These are special ceremonies that are inserted into the regular ceremony and will enhance any wedding. They are short yet have very powerful symbolic meanings and will contribute to beautiful memories.
If you want to include one of these special ceremonies, bring the candles, glass (Jewish glass breaking),Greek crowns, Water different colors (food Coloring), 13 colors Handfasting Silk -ribbon ceremony,Shell, sand, etc… of your choosing with you. These items can be something you already own or easily found at Michael’s or similar craft stores. Ofcourse, there are the most common additions Insertions
such as the Candle (good for Indoors) SandVessel ceremonies
but there are other insertions just as meaningful
such as the Winebox Ceremony or Pnanting of a tree! These insertions are customarily done right after the ring exchange and before a marriage prayer or Blessing and Pronouncement.
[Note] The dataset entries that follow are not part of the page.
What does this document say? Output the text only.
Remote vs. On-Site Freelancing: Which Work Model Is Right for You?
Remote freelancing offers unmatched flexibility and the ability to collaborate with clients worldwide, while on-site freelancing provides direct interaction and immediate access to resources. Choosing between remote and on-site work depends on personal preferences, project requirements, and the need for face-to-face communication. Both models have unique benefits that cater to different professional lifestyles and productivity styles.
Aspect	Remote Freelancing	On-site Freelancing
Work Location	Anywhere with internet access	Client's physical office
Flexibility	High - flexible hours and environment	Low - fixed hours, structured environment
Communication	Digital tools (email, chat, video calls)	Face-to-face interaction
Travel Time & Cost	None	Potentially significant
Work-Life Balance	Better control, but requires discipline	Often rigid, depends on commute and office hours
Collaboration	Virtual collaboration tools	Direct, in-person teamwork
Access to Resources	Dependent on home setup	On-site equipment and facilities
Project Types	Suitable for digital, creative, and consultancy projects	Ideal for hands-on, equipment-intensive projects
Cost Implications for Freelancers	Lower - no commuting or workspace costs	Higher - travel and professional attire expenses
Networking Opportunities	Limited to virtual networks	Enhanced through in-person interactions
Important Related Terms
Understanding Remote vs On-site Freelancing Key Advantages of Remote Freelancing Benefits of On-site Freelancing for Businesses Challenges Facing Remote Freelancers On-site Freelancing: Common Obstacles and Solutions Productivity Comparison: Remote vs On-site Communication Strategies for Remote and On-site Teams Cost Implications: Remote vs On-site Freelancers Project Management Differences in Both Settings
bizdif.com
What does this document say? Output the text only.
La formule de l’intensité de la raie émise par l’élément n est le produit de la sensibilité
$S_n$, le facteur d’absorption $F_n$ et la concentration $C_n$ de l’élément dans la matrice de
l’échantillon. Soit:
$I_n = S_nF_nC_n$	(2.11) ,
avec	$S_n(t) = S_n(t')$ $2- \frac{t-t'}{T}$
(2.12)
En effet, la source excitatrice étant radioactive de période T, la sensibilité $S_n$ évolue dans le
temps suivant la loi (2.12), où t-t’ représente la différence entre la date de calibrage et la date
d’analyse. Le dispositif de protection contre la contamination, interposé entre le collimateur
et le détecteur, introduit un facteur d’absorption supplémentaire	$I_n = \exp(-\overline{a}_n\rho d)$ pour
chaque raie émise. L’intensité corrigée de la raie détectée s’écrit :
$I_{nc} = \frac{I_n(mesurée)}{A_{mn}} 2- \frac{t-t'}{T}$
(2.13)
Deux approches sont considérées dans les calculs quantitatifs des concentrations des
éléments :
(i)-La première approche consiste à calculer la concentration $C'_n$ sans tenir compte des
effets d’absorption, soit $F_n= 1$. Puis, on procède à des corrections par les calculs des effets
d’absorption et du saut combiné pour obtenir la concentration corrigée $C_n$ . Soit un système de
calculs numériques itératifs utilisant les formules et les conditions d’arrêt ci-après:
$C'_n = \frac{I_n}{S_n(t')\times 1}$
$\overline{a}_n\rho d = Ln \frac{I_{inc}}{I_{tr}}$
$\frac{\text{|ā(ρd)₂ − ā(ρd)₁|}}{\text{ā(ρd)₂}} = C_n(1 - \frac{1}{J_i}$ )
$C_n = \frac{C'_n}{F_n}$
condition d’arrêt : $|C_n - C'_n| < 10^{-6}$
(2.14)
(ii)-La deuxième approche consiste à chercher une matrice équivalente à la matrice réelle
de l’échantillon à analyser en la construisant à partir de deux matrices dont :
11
Lets focus first on the Plant or Tree ceremony.
UNITY – TREE planting Ceremony
Note: couple could actually pland a tree in ground with prior permission or choose as above pictured.
Erin and Bronson, will now take part in a Tree Planting Ceremony, to symbolize the roots of their relationship, and the continued growth of their love, as they become each other’s family today. Love is the essence of human experience and emotion. It is the root of all and everything we, as humans, do. Love richens our experience, and fills our lives with meaning. It gives us a firm base from which to grow, to learn, and change. Let your relationship and your love for each other be like this tree you plant today. Let it grow tall and strong. Let it stand tall during the harsh winds and rains and storms, and come through unscathed. Like a tree, your marriage must be resilient. It must weather the challenges of daily life and the passage of time. And just like the tree you are planting, marriage requires constant nurturing and nourishment. As they provide the sun, soil, and water for this tree, they will provide the encouragement, trust, and love needed on a daily basis to consciously nurture and nourish their connection to each other!
Kaitlyn and Christien will water the tree now gently!
Note: some boxes are purchased witha key or could be a handmade box that get’s shut with nail and hammer.
Wine Ceremony, as with the other unification ceremonies, the bride and the groom each have an individual vessel and blend their contents into a third. In a wine ceremony, the couple may each have the same wine or they may opt for one to pour red wine while the other pours white.
The effect is aesthetically pleasing, but I am not sure I would serve the results at the reception. The officiant guides the couple through the wine ceremony ritual and explains the symbolism to the guests.
Alternately, a wine ceremony can be used to symbolize the marriage bond that persists in times and joy and in sorrow.
Wine Ceremony Example:
It is the goal of marriage to achieve a blending of hearts and lives—but let there be spaces in your new life together, so that each may encourage and nurture the individual growth of the other. Even so, your separate lives will become one life; your separate homes, one home, your separate fortunes, one fortune.
Over the horizon of the future, there comes toward you even now, hours of brightness and hours of shadow, for such is the nature of life.
(Pick up the goblet of sweet wine.)
Life has, indeed, many bright and happy experiences, of which this sweet wine is a token. As you drink of it together, may it serve as a symbol of the joy that comes with loving and sharing, and may your happiness be tempered with gratitude and modesty and a bountiful sympathy for those who are less fortunate than you.
(Pass goblet to partner #1, who drinks and passes it to partner #2, who drinks and passes it back to you. Return goblet to table and pick up goblet of bitter wine.)
But when hardship and sorrow and disappointment come, of which this bitter wine is a token, may you care enough to help one another with courage and compassion, neither one blaming the other for folly or failure, or regretting the obligation of marriage to share and bear together the chances and changes of a life deeply lived.